Nick Cave and the Bad Seeds at All Points East review: exhilarating and bombastic

Towards the start of his All Points East set in Victoria Park, Nick Cave told the crowd that his management company had received a complaint that he and Bad Seeds bandmate Warren Ellis spat too much on stage, which was unhygienic in these times. His response: “You should see what Warren and I get up to off stage!”

For the rest of their exhilarating, bombastic two-hour show, the pair then made a point of loudly, grotesquely using a spit bucket at every opportunity. Along with the spit, this astounding show also had blood, guts and just about everything else.

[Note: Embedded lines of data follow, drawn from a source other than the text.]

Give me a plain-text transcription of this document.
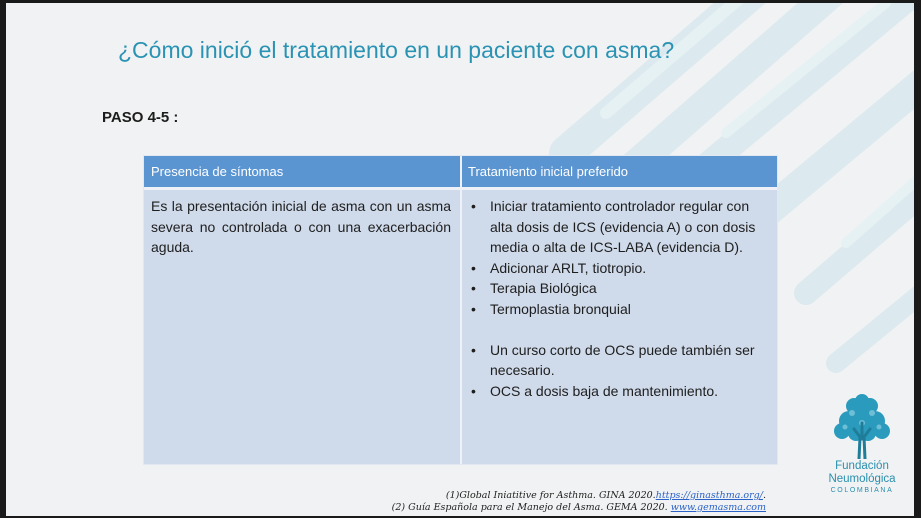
¿Cómo inició el tratamiento en un paciente con asma?
PASO 4-5 :
Presencia de síntomas	Tratamiento inicial preferido
Es la presentación inicial de asma con un asma severa no controlada o con una exacerbación aguda.
• Iniciar tratamiento controlador regular con alta dosis de ICS (evidencia A) o con dosis media o alta de ICS-LABA (evidencia D).
• Adicionar ARLT, tiotropio.
• Terapia Biológica
• Termoplastia bronquial
• Un curso corto de OCS puede también ser necesario.
• OCS a dosis baja de mantenimiento.
(1)Global Iniatitive for Asthma. GINA 2020.https://ginasthma.org/.
(2) Guía Española para el Manejo del Asma. GEMA 2020. www.gemasma.com
Fundación
Neumológica
COLOMBIANA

Before Cave and co. took to the stage, All Points East had welcomed sets from the best leftfield rock artists around. Right before the closing set virtuosic Radiohead side-project The Smile showed off their dazzling playing and debuted new song Bending Hectic – a hint that their tenure will stretch beyond this year’s debut album A Light For Attracting Attention. Other highlights came from enigmatic New Zealand singer-songwriter Aldous Harding and soulful star Michael Kiwanuka.

To close things out, Cave and his band began their set by launching straight into the rousing Get Ready For Love. Within 30 seconds, the singer was mingling and holding hands with the loving crowd, a position he only vacated occasionally to play his piano on certain songs.

Chatting with the adoring fans, occasionally jumping down to join them, and, during Red Right Hand, telling one of them that he didn’t much like his Wilco band t-shirt, Cave was an intoxicating presence that was impossible to take your eyes off. Rarely – if ever – has an artist managed to make a gigantic outdoor show such as this feel so truly intimate, as if he were singing just to you.

The music in the 19-song set swayed from devastatingly intimate ballads (Into My Arms, Bright Horses) to grubby punk numbers (From Her To Eternity, Mercy Seat). On I Need You, from 2016’s lauded Skeleton Tree album, he sang devastatingly of grief, and minutes later was raging through the playful Tupelo, written about the small town in Mississippi where Elvis Presley was born.

These sonic handbrake turns that peppered the set could have induced whiplash, but it worked because of Cave’s effervescent energy and constant striving for connection, no matter what type of song he was singing.

After the tearjerking singalong of Into My Arms, he conducted the crowd through the gorgeous harmonies of Ghosteen Speaks and the handclaps of final track The Weeping Song. Never less than a magnetic presence, this was a show that confirmed Cave as one of the great living entertainers, spit or no spit.